Ani-MAY-tion: Encanto (2021)

A Disney tale about a young Colombian woman trying to find her place in her gifted family, Encanto is everything you have come to expect from the best movies created by the House Of Mouse. It's sweet, funny, features some delightfully playful lyrics, and looks absolutely gorgeous throughout.

Stephanie Beatriz voices Mirabel, a member of the Madrigal family. Thanks to a magical candle that has stayed burning for them through decades, every member of the Madrigal family eventually receives a gift that helps people around them, including a local community that has grown and thrived with the Madrigals at the heart of it. Mirabel has one sister who is super-strong and one sister who can make flowers and plants bloom anywhere around her, she has a mother who can heal with her cooking, and there are other family members who can control the weather, shape-shift, have super-hearing, and even communicate with animals. And then there's Bruno . . . but "We Don't Talk About Bruno".

The writing and direction here is credited to Jared Bush, Byron Howard, and Charise Castro Smith, but there's also a fair amount of credit to be given to Lin-Manuel Miranda, who gets a nod for helping to shape the story, as well as being credited for penning the catchy songs, in between a consistently lovely score from Germaine Franco . As much as those people should receive a good amount of praise, every animated film of this calibre feels like the end result of a fantastic collective effort from the many people who work on every different aspect of the animation and the audio.

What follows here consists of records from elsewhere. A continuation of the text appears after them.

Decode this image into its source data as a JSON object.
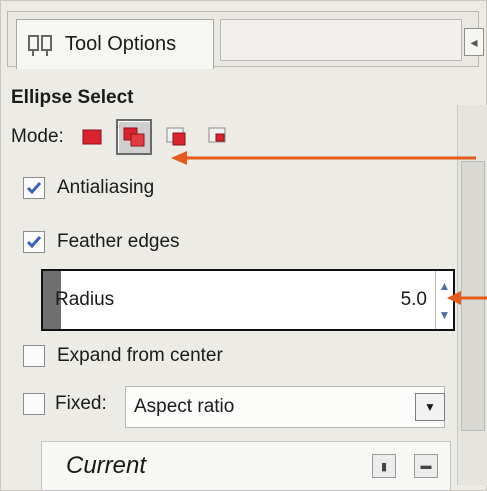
{
  "tab": {
    "title": "Tool Options",
    "icon": "tool-options-icon"
  },
  "section": {
    "title": "Ellipse Select"
  },
  "mode": {
    "label": "Mode:",
    "buttons": [
      {
        "name": "replace-mode-icon",
        "active": false
      },
      {
        "name": "add-mode-icon",
        "active": true
      },
      {
        "name": "subtract-mode-icon",
        "active": false
      },
      {
        "name": "intersect-mode-icon",
        "active": false
      }
    ]
  },
  "options": {
    "antialiasing": {
      "label": "Antialiasing",
      "checked": true
    },
    "feather": {
      "label": "Feather edges",
      "checked": true
    },
    "expand": {
      "label": "Expand from center",
      "checked": false
    },
    "fixed": {
      "label": "Fixed:",
      "checked": false
    }
  },
  "radius": {
    "label": "Radius",
    "value": "5.0"
  },
  "aspect": {
    "selected": "Aspect ratio"
  },
  "current": {
    "text": "Current"
  },
  "colors": {
    "accent_orange": "#e55b1f",
    "mode_red": "#d9232f",
    "check_blue": "#3a63b7"
  }
}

Everything is helped by a great voice cast too. Beatriz is wonderful as Mirabel, the heart and soul of the tale, Maria Cecilia Botero is suitably imposing as Abuela Alma, Mirabel's grandmother and the protective matriarch of the Madrigal family. Jessica Darrow, Diane Guerrero, and Adassa are wonderful in their respective roles, I have just highlighted them ahead of some others because of enjoying their characters so much, and John Leguizamo is fantastic when we finally get to meet his troubled character.

Encanto is funny and adorable in equal measure, it's also inventive and absolutely determined to make every main set-piece as magical and eye-catching as possible. Every character and detail works, especially as things lead to a third act where things knit together to make the movie equivalent of a supersized family comfort blanket. There are, of course, some valuable lessons to be learned before the end credits roll, and people of all ages will appreciate the central dilemma for a character wanting to help her family while battling against the pressures put upon her (even if those pressures seem to stem, paradoxically, from being reassured that she shouldn't feel any pressure).

Despite the high standard of the animated Disney movies from the last decade, this deserves to be jostling for a spot at the very top of the rankings. It's a potential modern classic, and I would certainly revisit it ahead of some of the other top contenders (I'm side-eyeing you, Frozen).